We understand the allure of free stuff. But we’re sorry to say these bots are not real. Do not add them to your server in hopes of receiving something in return as they likely will compromise your server. If anything gets deleted, we have no way of restoring what was lost.
Using a user token in any application (known as a Selfbot), or any automation of your account, may result in account suspension or termination. Our automated system will flag bots it suspects are being used for spam or any other suspicious activity. The bot, as well as the bot owner’s account, may be disabled as a result of our investigation. If your bot’s code is publicly available, please remove your bot’s token from the text to prevent it from being compromised.
Hacking incidents, DDoS attacks
If you believe your account has been compromised through hacking, here are some steps you can take to regain access and protect yourself in the future.
1. Reset your password.
- Choose a long password with a mix of uppercase letters, lowercase letters, and special characters that is hard to guess and isn’t used for anything else. We recommend using a password manager which can make creating and storing secure passwords extremely easy.
- If your account’s token has been compromised, reset your password to generate a new token. You should never give your account password or token to anyone. Discord will never ask for this information.
Two-factor authentication (2FA) strengthens your account to protect against intruders by requiring you to provide a second form of confirmation that you are the rightful account owner. Here’s how to set up 2FA on your Discord account. If for some reason you’re having trouble logging in with 2FA, here’s our help article.

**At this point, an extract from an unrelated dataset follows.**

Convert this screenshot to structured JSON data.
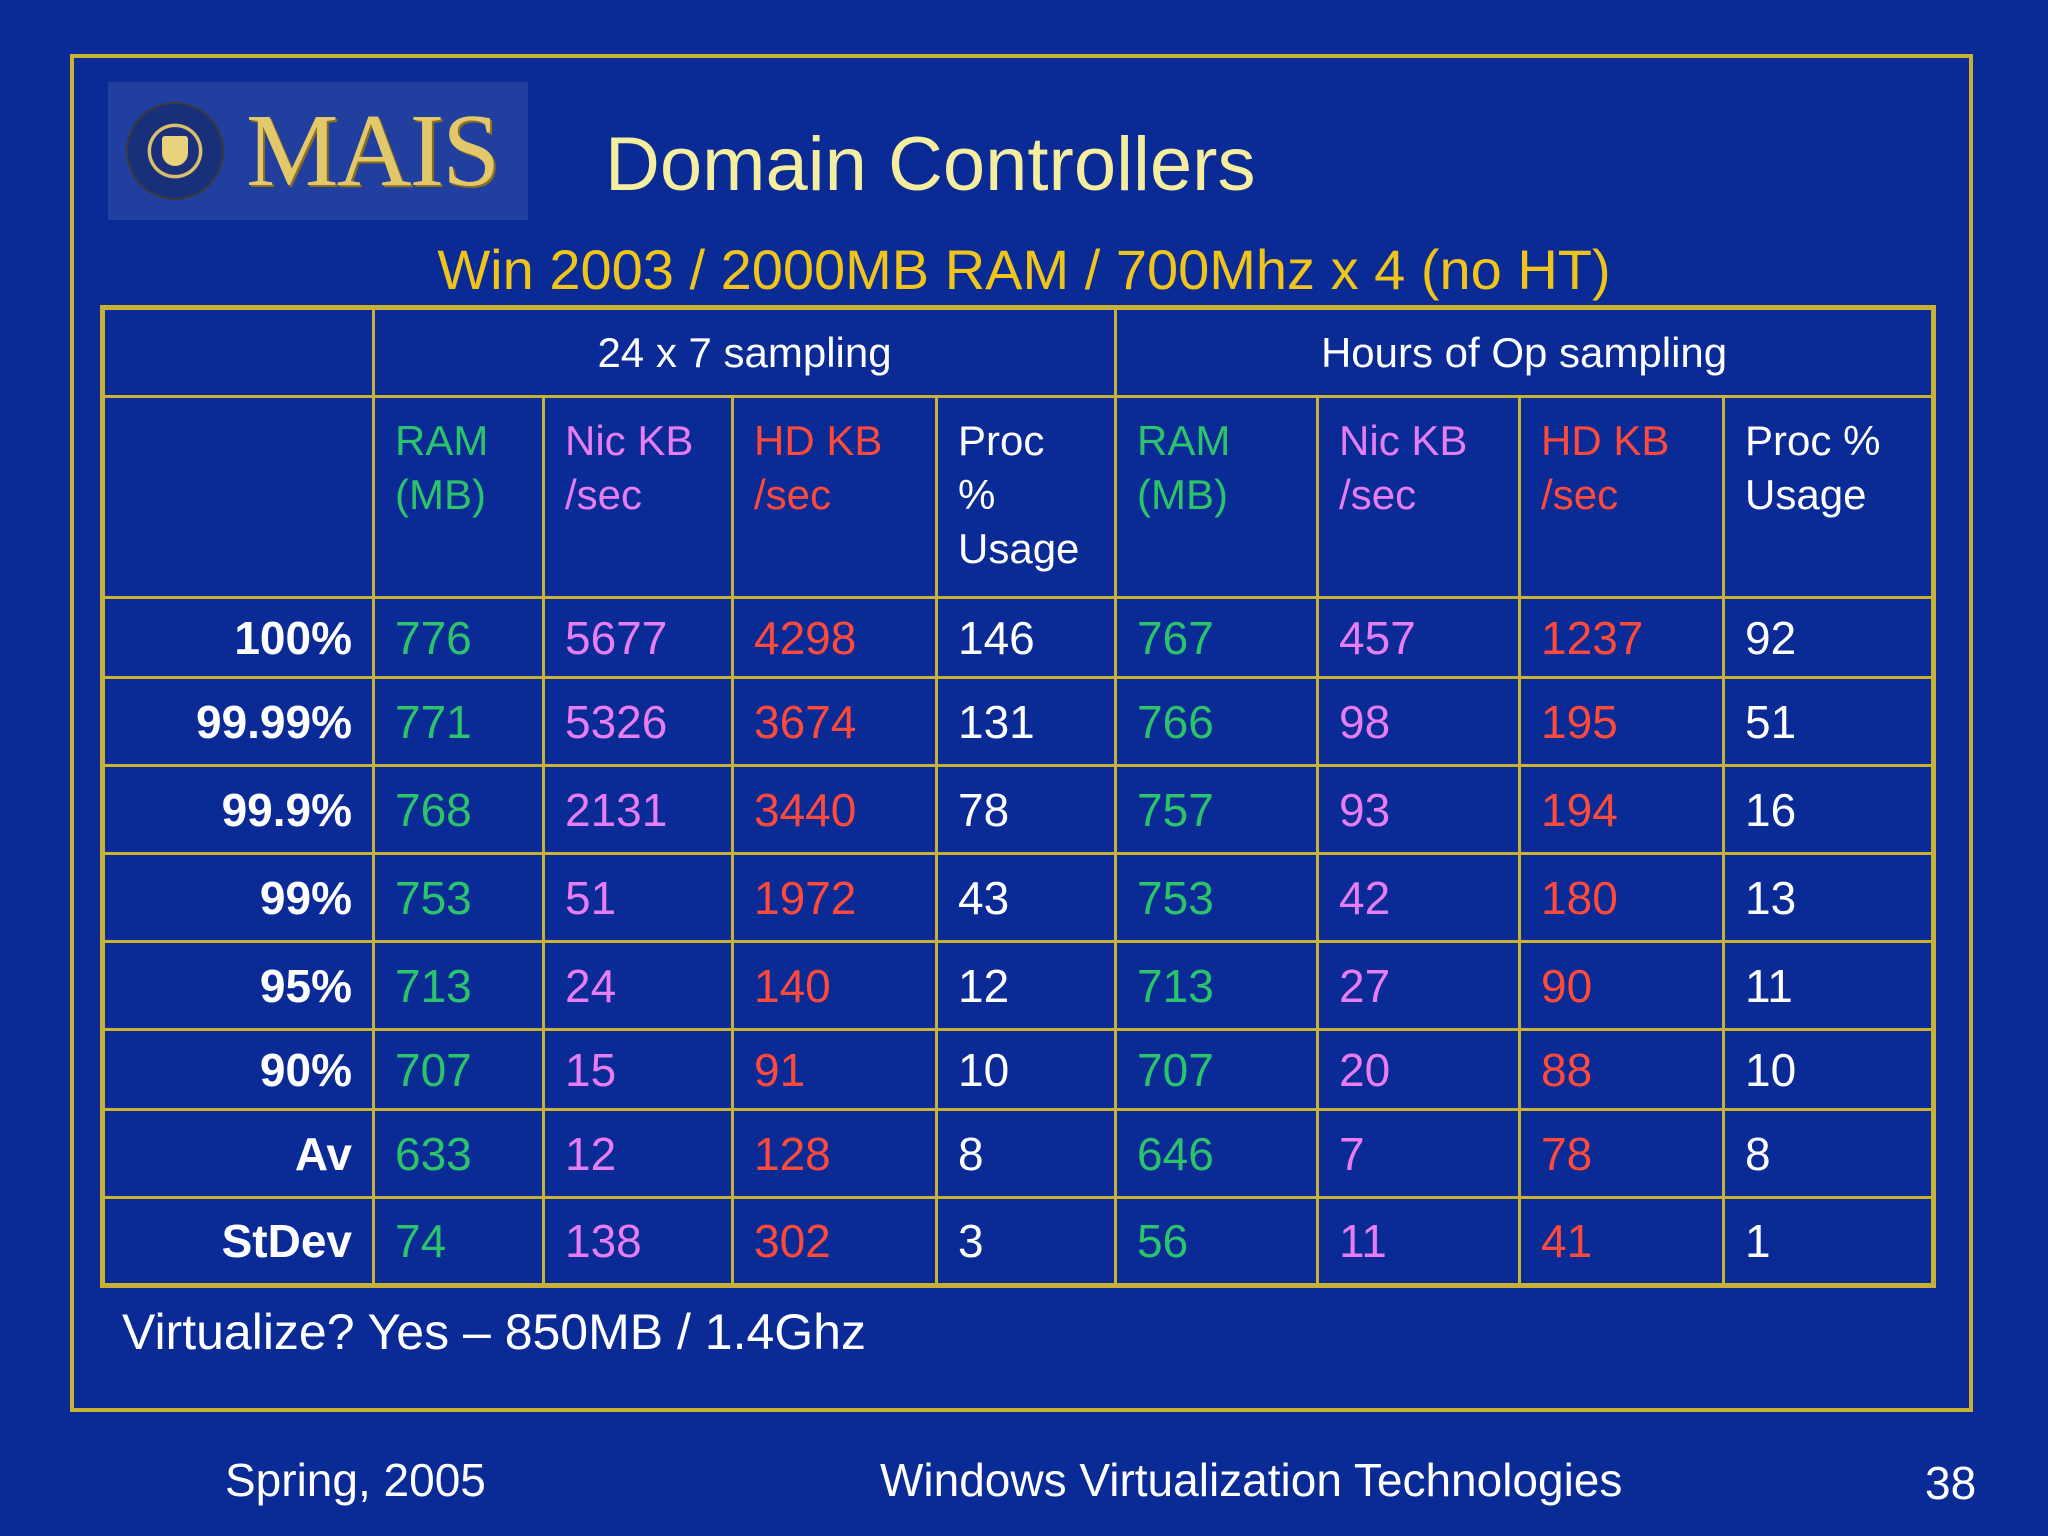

3. DDoS (Distributed Denial of Service) attacks
A distributed denial of service (DDoS) attack floods an IP address with useless requests, resulting in the attacked modem or router no longer being able to successfully connect to the internet. If you believe your IP address has been targeted in a DDoS attack, here are some steps you can take:
- Reset your router via its manufacturer instructions.
- Unplug your modem for 5-10 minutes and then plug it back in. This can cycle your IP address to a new one.

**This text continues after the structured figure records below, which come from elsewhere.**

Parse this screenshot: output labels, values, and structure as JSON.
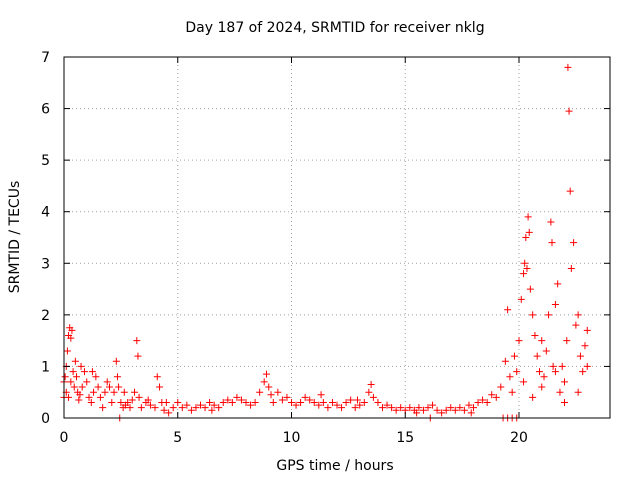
{
  "chart_data": {
    "type": "scatter",
    "title": "Day 187 of 2024, SRMTID for receiver nklg",
    "xlabel": "GPS time / hours",
    "ylabel": "SRMTID / TECUs",
    "xlim": [
      0,
      24
    ],
    "ylim": [
      0,
      7
    ],
    "xticks": [
      0,
      5,
      10,
      15,
      20
    ],
    "yticks": [
      0,
      1,
      2,
      3,
      4,
      5,
      6,
      7
    ],
    "grid": true,
    "marker": "+",
    "series": [
      {
        "name": "SRMTID",
        "color": "#ff0000",
        "points": [
          [
            0.05,
            0.8
          ],
          [
            0.1,
            1.0
          ],
          [
            0.15,
            1.3
          ],
          [
            0.2,
            1.6
          ],
          [
            0.25,
            1.75
          ],
          [
            0.3,
            1.55
          ],
          [
            0.35,
            1.7
          ],
          [
            0.4,
            0.9
          ],
          [
            0.45,
            0.6
          ],
          [
            0.5,
            1.1
          ],
          [
            0.1,
            0.5
          ],
          [
            0.2,
            0.4
          ],
          [
            0.3,
            0.7
          ],
          [
            0.55,
            0.8
          ],
          [
            0.6,
            0.5
          ],
          [
            0.65,
            0.35
          ],
          [
            0.7,
            0.45
          ],
          [
            0.8,
            0.6
          ],
          [
            0.9,
            0.9
          ],
          [
            1.0,
            0.7
          ],
          [
            1.1,
            0.4
          ],
          [
            1.2,
            0.3
          ],
          [
            1.3,
            0.5
          ],
          [
            1.4,
            0.8
          ],
          [
            1.5,
            0.6
          ],
          [
            1.6,
            0.4
          ],
          [
            1.7,
            0.2
          ],
          [
            1.8,
            0.5
          ],
          [
            1.9,
            0.7
          ],
          [
            2.0,
            0.6
          ],
          [
            2.1,
            0.3
          ],
          [
            2.2,
            0.5
          ],
          [
            2.3,
            1.1
          ],
          [
            2.35,
            0.8
          ],
          [
            2.4,
            0.6
          ],
          [
            2.45,
            0.0
          ],
          [
            2.5,
            0.3
          ],
          [
            2.6,
            0.2
          ],
          [
            2.7,
            0.25
          ],
          [
            2.8,
            0.3
          ],
          [
            2.9,
            0.2
          ],
          [
            3.0,
            0.35
          ],
          [
            3.1,
            0.5
          ],
          [
            3.2,
            1.5
          ],
          [
            3.25,
            1.2
          ],
          [
            3.3,
            0.4
          ],
          [
            3.4,
            0.2
          ],
          [
            3.6,
            0.3
          ],
          [
            3.8,
            0.25
          ],
          [
            4.0,
            0.2
          ],
          [
            4.1,
            0.8
          ],
          [
            4.2,
            0.6
          ],
          [
            4.3,
            0.3
          ],
          [
            4.4,
            0.15
          ],
          [
            4.6,
            0.1
          ],
          [
            4.8,
            0.2
          ],
          [
            5.0,
            0.3
          ],
          [
            5.2,
            0.2
          ],
          [
            5.4,
            0.25
          ],
          [
            5.6,
            0.15
          ],
          [
            5.8,
            0.2
          ],
          [
            6.0,
            0.25
          ],
          [
            6.2,
            0.2
          ],
          [
            6.4,
            0.3
          ],
          [
            6.6,
            0.25
          ],
          [
            6.8,
            0.2
          ],
          [
            7.0,
            0.3
          ],
          [
            7.2,
            0.35
          ],
          [
            7.4,
            0.3
          ],
          [
            7.6,
            0.4
          ],
          [
            7.8,
            0.35
          ],
          [
            8.0,
            0.3
          ],
          [
            8.2,
            0.25
          ],
          [
            8.4,
            0.3
          ],
          [
            8.6,
            0.5
          ],
          [
            8.8,
            0.7
          ],
          [
            8.9,
            0.85
          ],
          [
            9.0,
            0.6
          ],
          [
            9.2,
            0.3
          ],
          [
            9.4,
            0.5
          ],
          [
            9.6,
            0.35
          ],
          [
            9.8,
            0.4
          ],
          [
            10.0,
            0.3
          ],
          [
            10.2,
            0.25
          ],
          [
            10.4,
            0.3
          ],
          [
            10.6,
            0.4
          ],
          [
            10.8,
            0.35
          ],
          [
            11.0,
            0.3
          ],
          [
            11.2,
            0.25
          ],
          [
            11.4,
            0.3
          ],
          [
            11.6,
            0.2
          ],
          [
            11.8,
            0.3
          ],
          [
            12.0,
            0.25
          ],
          [
            12.2,
            0.2
          ],
          [
            12.4,
            0.3
          ],
          [
            12.6,
            0.35
          ],
          [
            12.8,
            0.2
          ],
          [
            13.0,
            0.25
          ],
          [
            13.2,
            0.3
          ],
          [
            13.4,
            0.5
          ],
          [
            13.5,
            0.65
          ],
          [
            13.6,
            0.4
          ],
          [
            13.8,
            0.3
          ],
          [
            14.0,
            0.2
          ],
          [
            14.2,
            0.25
          ],
          [
            14.4,
            0.2
          ],
          [
            14.6,
            0.15
          ],
          [
            14.8,
            0.2
          ],
          [
            15.0,
            0.15
          ],
          [
            15.2,
            0.2
          ],
          [
            15.4,
            0.15
          ],
          [
            15.6,
            0.2
          ],
          [
            15.8,
            0.15
          ],
          [
            16.0,
            0.2
          ],
          [
            16.2,
            0.25
          ],
          [
            16.4,
            0.15
          ],
          [
            16.6,
            0.1
          ],
          [
            16.8,
            0.15
          ],
          [
            17.0,
            0.2
          ],
          [
            17.2,
            0.15
          ],
          [
            17.4,
            0.2
          ],
          [
            17.6,
            0.15
          ],
          [
            17.8,
            0.25
          ],
          [
            17.9,
            0.1
          ],
          [
            18.0,
            0.2
          ],
          [
            18.2,
            0.3
          ],
          [
            18.4,
            0.35
          ],
          [
            18.6,
            0.3
          ],
          [
            18.8,
            0.45
          ],
          [
            19.0,
            0.4
          ],
          [
            19.2,
            0.6
          ],
          [
            19.4,
            1.1
          ],
          [
            19.5,
            2.1
          ],
          [
            19.6,
            0.8
          ],
          [
            19.7,
            0.5
          ],
          [
            19.8,
            1.2
          ],
          [
            19.9,
            0.9
          ],
          [
            20.0,
            1.5
          ],
          [
            20.1,
            2.3
          ],
          [
            20.2,
            2.8
          ],
          [
            20.25,
            3.0
          ],
          [
            20.3,
            3.5
          ],
          [
            20.35,
            2.9
          ],
          [
            20.4,
            3.9
          ],
          [
            20.45,
            3.6
          ],
          [
            20.5,
            2.5
          ],
          [
            20.6,
            2.0
          ],
          [
            20.7,
            1.6
          ],
          [
            20.8,
            1.2
          ],
          [
            20.9,
            0.9
          ],
          [
            21.0,
            0.6
          ],
          [
            21.1,
            0.8
          ],
          [
            21.2,
            1.3
          ],
          [
            21.3,
            2.0
          ],
          [
            21.4,
            3.8
          ],
          [
            21.45,
            3.4
          ],
          [
            21.5,
            1.0
          ],
          [
            21.6,
            2.2
          ],
          [
            21.7,
            2.6
          ],
          [
            21.8,
            0.5
          ],
          [
            21.9,
            1.0
          ],
          [
            22.0,
            0.7
          ],
          [
            22.1,
            1.5
          ],
          [
            22.15,
            6.8
          ],
          [
            22.2,
            5.95
          ],
          [
            22.25,
            4.4
          ],
          [
            22.3,
            2.9
          ],
          [
            22.4,
            3.4
          ],
          [
            22.5,
            1.8
          ],
          [
            22.6,
            2.0
          ],
          [
            22.7,
            1.2
          ],
          [
            22.8,
            0.9
          ],
          [
            22.9,
            1.4
          ],
          [
            23.0,
            1.7
          ],
          [
            20.2,
            0.7
          ],
          [
            20.6,
            0.4
          ],
          [
            21.0,
            1.5
          ],
          [
            21.6,
            0.9
          ],
          [
            22.0,
            0.3
          ],
          [
            22.6,
            0.5
          ],
          [
            0.75,
            1.0
          ],
          [
            1.25,
            0.9
          ],
          [
            2.65,
            0.5
          ],
          [
            3.7,
            0.35
          ],
          [
            4.5,
            0.3
          ],
          [
            6.5,
            0.15
          ],
          [
            9.1,
            0.45
          ],
          [
            11.3,
            0.45
          ],
          [
            12.9,
            0.35
          ],
          [
            15.5,
            0.1
          ],
          [
            16.1,
            0.0
          ],
          [
            19.3,
            0.0
          ],
          [
            19.5,
            0.0
          ],
          [
            19.7,
            0.0
          ],
          [
            19.9,
            0.0
          ],
          [
            0.0,
            0.4
          ],
          [
            0.0,
            0.7
          ],
          [
            23.0,
            1.0
          ]
        ]
      }
    ]
  }
}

- Contact your internet service provider (ISP) for assistance. Your ISP might also be able to tell you where the attack came from. Please note that Discord does not have this information.

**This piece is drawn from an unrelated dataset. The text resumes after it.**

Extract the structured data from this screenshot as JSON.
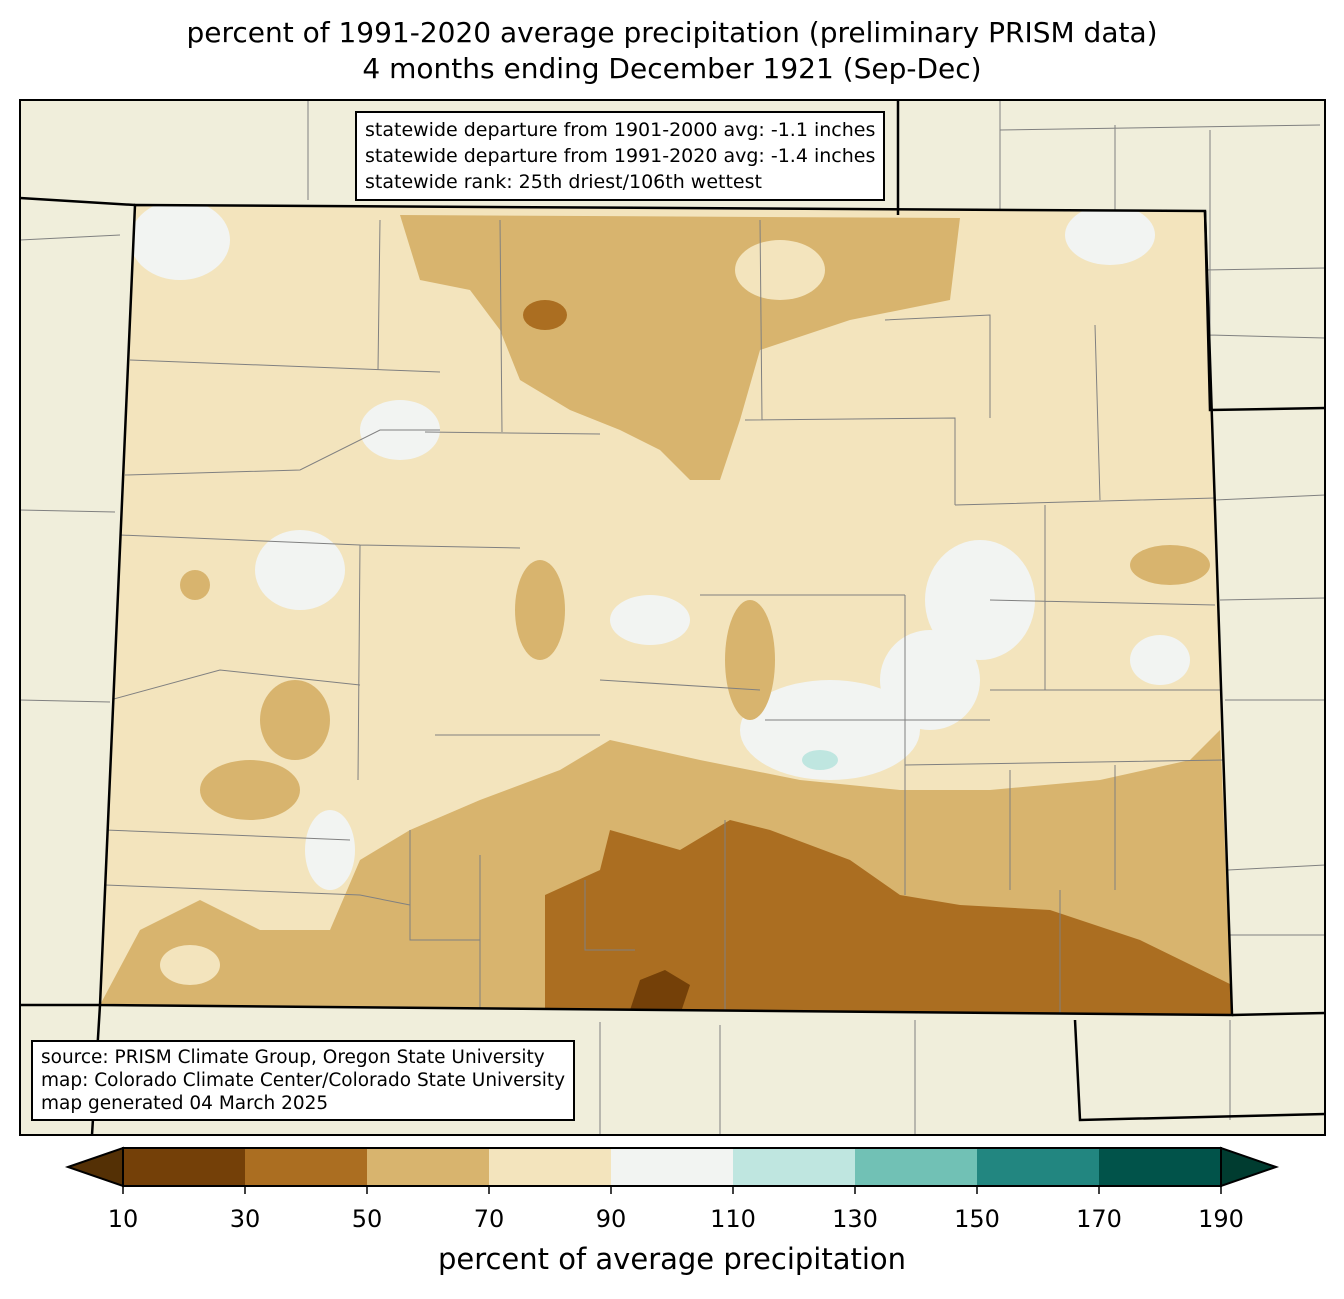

- Please note: Discord never shares your IP address with other users. Bad actors might send malicious links such as IP grabbers or other scams in an attempt to get your IP address. Never click on unfamiliar links and be wary about sharing your IP address with anyone.
Discord Nitro is a paid service for a better Discord experience with lots of extra benefits. Scammers contact you on Discord, claiming that they’ve got an extra Discord Nitro account and that you can claim it via an attached link.
In some cases, scammers will ask you to link your Steam account to claim the “free Nitro.” Again, you will end up losing your Steam account. Don’t fall for it!
how to protect yourself:
- Double-check the link/URL; the domain of legitimate Discord pages should end in discord.com
- NEVER click links or attachments from unknown sources.
How Bitcoin Giveaway Scams Work?
Scammers pretend to be from legitimate companies such as KFC, reaching out to users on Discord. They claim to be holding a giveaway campaign, trying to persuade you to click on a link to get Bitcoins as a reward. Scammers use different excuses, but the tactics of Discord cryptocurrency scams are similar. Be careful when they ask you to:
- Register on a scam website.
- Enter promo codes.
- Verify accounts.
- Withdraw awards.
Once you click on the phishing link they provide, you will be taken to a website and asked to enter personal information, such as passwords, credit card numbers, or bank account details. In worse situations, malware will start to download as soon as the link is clicked.
Here are some screenshots of Bitcoin giveaway scams:
How to avoid Bitcoin Scams on Discord?
- Random messages that you can claim rewards for free are a major red flag. Something is fishy if it appears to be too good to be true.
- Report the scam to Discord officials.